David Holohan, chief investment officer at Merrion Capital, said that it is likely International Paper will ultimately improve its offer to secure the FTSE 100-listed company.
“Given Smurfit Kappa’s significant market leadership positions across Europe and International Paper’s more limited exposure, a combination would be a great strategic fit,” Mr Holohan said. “The paper and packaging sector has undergone significant consolidation over the last decade, particularly in the US, so it is natural for the focus to now move towards Europe.”
Bank of America Merrill Lynch analyst Alexander Berglund indicated that a successful bid may have to be as high as €44.80 per share. That equates to a market value of €10.6 billion - almost 57 per cent above where Smurfit Kappa closed on Monday evening, before news of the approach was revealed.
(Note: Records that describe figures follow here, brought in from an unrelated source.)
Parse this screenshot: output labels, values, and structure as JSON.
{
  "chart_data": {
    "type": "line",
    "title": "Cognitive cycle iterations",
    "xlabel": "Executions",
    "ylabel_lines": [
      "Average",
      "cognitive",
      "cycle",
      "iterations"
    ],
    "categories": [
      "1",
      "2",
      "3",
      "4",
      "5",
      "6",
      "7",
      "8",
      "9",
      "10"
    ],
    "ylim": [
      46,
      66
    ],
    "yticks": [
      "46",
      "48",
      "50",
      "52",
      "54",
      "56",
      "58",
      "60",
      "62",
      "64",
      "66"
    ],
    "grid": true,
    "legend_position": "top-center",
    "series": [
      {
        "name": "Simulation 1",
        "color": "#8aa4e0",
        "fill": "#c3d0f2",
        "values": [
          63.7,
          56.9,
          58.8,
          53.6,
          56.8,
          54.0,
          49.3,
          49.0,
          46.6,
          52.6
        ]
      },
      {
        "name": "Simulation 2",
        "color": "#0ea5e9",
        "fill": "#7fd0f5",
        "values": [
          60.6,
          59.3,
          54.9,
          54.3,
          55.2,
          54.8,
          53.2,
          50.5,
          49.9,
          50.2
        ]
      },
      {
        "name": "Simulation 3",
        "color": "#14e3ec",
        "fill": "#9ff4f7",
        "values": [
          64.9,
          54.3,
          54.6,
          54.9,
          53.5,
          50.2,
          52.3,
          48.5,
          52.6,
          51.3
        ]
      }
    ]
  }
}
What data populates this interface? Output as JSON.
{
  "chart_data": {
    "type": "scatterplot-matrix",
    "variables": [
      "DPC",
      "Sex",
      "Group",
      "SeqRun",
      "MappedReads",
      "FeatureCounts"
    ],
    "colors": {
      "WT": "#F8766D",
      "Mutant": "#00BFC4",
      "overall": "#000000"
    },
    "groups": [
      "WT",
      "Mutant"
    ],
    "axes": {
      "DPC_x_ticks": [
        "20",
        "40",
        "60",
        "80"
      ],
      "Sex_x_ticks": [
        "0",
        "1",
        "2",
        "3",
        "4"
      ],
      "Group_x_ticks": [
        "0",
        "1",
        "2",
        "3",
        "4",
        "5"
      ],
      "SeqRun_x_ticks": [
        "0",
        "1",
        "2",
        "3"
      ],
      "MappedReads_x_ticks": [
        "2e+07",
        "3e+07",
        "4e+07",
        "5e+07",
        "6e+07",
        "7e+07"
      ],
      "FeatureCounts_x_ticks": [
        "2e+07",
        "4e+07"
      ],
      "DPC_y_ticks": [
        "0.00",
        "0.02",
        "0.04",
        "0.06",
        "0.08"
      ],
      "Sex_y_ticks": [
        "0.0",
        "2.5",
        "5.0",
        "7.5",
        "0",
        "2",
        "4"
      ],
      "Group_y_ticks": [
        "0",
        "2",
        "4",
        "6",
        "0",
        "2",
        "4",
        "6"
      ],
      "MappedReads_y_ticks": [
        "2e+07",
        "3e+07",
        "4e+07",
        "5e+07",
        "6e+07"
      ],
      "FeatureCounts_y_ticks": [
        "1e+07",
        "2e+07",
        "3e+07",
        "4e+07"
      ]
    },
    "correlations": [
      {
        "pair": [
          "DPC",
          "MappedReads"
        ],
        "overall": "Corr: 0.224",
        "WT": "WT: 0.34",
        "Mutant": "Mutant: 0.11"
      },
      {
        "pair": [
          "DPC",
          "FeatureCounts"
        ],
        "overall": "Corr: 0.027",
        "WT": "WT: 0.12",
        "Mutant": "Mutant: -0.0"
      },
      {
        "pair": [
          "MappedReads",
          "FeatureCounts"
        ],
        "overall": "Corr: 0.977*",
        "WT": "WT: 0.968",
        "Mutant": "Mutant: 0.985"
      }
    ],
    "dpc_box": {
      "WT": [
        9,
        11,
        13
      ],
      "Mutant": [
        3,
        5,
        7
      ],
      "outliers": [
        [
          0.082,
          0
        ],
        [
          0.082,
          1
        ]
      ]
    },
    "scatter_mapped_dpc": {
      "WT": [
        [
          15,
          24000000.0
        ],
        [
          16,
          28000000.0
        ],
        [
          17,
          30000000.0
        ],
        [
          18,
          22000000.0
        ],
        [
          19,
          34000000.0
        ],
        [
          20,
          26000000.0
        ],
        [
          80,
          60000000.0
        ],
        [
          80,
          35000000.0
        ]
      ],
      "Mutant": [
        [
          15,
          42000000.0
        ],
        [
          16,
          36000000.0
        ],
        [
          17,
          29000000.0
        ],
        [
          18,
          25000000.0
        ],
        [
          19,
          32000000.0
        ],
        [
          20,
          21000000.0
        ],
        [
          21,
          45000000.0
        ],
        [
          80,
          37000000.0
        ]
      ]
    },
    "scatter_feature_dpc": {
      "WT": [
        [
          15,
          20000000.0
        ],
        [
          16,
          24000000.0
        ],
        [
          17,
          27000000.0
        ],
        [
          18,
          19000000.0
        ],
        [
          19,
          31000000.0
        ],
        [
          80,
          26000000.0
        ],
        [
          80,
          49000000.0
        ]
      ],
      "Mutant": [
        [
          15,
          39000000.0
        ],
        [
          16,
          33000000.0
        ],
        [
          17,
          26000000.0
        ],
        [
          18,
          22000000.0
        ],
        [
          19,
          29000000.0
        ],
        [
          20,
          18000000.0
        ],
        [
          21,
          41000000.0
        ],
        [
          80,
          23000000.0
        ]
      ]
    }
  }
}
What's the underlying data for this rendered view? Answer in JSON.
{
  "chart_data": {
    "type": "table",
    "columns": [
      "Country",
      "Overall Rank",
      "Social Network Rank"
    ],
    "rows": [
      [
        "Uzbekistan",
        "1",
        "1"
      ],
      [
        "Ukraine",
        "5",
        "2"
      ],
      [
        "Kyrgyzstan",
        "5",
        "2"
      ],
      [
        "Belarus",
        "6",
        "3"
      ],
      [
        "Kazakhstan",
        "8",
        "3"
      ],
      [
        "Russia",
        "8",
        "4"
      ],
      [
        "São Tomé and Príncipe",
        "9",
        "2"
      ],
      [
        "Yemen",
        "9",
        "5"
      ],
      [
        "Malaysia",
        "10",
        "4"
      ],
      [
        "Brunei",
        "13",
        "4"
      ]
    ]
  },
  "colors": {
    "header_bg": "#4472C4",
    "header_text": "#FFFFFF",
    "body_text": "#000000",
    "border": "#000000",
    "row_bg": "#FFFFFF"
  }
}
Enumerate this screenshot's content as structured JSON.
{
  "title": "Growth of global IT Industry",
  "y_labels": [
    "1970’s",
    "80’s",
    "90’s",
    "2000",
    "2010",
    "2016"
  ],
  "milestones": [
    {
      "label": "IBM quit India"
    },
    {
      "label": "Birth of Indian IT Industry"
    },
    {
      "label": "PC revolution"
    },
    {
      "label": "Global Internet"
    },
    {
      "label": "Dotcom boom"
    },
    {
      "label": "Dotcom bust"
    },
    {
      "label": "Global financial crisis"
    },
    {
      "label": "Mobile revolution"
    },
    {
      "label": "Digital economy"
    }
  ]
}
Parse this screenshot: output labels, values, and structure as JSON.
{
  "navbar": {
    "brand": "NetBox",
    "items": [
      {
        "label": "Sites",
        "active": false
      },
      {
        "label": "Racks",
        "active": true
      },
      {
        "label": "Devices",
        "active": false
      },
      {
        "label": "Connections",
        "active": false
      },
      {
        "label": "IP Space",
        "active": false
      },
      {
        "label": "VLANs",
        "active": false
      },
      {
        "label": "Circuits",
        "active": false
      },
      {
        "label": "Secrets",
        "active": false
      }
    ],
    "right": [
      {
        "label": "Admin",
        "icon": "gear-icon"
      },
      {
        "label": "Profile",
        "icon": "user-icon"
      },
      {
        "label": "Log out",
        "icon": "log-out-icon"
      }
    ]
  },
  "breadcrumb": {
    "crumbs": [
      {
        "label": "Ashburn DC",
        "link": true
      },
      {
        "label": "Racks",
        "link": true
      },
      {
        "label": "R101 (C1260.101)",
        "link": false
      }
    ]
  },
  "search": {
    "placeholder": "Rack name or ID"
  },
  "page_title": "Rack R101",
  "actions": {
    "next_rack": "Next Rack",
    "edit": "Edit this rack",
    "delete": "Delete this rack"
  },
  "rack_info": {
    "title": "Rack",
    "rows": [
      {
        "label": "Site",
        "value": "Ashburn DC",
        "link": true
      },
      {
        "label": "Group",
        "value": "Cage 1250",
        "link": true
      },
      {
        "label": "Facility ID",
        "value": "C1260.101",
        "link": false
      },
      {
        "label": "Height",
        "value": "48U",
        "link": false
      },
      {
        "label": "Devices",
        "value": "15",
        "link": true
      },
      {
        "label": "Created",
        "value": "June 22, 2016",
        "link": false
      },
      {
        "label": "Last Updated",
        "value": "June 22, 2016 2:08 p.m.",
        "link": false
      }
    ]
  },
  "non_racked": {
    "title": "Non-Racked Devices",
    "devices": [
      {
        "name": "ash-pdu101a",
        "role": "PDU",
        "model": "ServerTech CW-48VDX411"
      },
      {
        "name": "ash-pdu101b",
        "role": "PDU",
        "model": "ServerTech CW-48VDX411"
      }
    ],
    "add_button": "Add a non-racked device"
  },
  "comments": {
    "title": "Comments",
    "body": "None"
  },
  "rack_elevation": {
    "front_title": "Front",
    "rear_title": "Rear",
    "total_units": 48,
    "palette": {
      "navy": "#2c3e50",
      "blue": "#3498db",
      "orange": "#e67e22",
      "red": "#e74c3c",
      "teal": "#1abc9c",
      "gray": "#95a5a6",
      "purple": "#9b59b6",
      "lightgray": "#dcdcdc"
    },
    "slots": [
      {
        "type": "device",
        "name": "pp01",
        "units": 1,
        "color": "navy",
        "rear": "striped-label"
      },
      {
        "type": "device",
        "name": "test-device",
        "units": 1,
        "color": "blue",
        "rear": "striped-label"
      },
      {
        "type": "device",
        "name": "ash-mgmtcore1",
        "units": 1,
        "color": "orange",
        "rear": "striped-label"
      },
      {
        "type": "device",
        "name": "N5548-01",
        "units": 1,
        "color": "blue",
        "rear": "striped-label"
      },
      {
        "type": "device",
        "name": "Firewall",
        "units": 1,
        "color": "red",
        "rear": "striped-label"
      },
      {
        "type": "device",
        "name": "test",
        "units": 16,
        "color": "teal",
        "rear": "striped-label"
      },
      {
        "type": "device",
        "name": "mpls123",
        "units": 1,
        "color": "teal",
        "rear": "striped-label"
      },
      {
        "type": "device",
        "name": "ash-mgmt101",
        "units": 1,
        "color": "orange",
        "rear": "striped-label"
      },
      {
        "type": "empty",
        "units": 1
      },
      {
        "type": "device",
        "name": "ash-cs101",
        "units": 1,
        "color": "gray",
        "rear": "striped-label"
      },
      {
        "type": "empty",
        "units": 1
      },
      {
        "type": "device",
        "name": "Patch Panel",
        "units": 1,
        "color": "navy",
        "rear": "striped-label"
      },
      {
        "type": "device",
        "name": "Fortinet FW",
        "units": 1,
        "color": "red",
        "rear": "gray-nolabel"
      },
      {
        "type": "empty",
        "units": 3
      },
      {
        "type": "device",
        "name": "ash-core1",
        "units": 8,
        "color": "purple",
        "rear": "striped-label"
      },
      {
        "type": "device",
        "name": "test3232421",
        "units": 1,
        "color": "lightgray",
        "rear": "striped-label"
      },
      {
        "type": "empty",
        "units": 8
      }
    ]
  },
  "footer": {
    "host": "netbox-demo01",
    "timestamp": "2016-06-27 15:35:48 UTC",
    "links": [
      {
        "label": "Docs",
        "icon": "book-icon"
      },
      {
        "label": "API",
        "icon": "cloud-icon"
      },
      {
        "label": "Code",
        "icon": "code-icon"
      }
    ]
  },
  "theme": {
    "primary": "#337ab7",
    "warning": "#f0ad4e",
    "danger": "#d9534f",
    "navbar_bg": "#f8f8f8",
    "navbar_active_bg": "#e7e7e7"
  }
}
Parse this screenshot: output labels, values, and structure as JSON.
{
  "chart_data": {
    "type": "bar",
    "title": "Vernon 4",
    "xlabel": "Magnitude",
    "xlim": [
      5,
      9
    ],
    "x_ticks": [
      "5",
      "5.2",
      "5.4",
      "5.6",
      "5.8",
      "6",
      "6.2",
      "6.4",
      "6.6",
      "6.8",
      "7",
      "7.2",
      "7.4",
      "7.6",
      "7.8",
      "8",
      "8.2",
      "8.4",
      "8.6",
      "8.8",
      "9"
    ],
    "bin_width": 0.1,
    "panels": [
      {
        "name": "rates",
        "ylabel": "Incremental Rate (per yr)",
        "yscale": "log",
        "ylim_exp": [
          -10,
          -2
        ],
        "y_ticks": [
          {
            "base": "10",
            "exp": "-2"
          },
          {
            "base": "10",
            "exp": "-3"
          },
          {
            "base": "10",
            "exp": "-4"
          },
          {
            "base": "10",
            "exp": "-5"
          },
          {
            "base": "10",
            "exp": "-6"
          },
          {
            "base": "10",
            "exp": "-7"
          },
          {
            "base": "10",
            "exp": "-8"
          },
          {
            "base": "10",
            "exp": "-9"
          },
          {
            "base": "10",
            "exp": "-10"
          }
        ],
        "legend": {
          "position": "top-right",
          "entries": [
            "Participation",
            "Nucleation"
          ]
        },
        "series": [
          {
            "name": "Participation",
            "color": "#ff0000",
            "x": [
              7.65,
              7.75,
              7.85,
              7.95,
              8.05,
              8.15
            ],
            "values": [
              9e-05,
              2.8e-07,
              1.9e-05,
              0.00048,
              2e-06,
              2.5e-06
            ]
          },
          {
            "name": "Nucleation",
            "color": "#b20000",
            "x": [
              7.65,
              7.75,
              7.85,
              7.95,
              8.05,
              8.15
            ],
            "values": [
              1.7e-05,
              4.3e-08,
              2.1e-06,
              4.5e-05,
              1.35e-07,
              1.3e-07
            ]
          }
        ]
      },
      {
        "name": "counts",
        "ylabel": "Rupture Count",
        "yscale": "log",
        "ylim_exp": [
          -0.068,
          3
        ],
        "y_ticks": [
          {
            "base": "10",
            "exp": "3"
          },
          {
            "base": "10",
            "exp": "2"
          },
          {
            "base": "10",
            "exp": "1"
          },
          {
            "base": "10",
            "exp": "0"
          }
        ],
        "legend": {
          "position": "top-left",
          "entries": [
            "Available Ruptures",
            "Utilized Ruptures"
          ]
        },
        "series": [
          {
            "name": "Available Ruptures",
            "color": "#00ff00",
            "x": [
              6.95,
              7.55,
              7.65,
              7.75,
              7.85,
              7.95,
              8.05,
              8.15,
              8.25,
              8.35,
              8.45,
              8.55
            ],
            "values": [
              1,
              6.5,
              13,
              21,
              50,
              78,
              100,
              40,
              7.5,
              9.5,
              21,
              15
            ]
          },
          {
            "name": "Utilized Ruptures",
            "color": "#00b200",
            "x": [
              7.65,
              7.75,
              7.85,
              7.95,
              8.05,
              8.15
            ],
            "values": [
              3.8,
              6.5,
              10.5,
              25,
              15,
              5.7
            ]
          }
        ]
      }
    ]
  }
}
UBS analyst Mark Field put an equity value of between €9 billion and €11 billion on the Dublin-based company, depending on the cost savings that International Paper can calculate from combining both groups.
Smurfit Kappa was subject to unfounded market speculation almost three years ago that International Paper was planning a bid for the Irish company at the time.
The recent approach comes amid a surge in dealmaking in the industry on the back of robust global economic growth and the rise of internet shopping. US group WestRock, South Africa’s Mondi and the UK’s DS Smith are among industry players to unveil purchases in the past nine months.
However, Smurfit Kappa chairman Liam O’Mahony said on Tuesday that his board’s unanimous decision to reject the International Paper bid was down to it not reflecting the “the group’s true intrinsic business worth or its prospects”.
Smurfit Kappa recently announced record earnings before interest, tax, depreciation and amortisation for 2017 of €1.2 billion. It said the underlying positive trading conditions have continued into 2018.
“The proposal fails entirely to reflect the group’s strong growth prospects and attractive industry outlook,” the company said.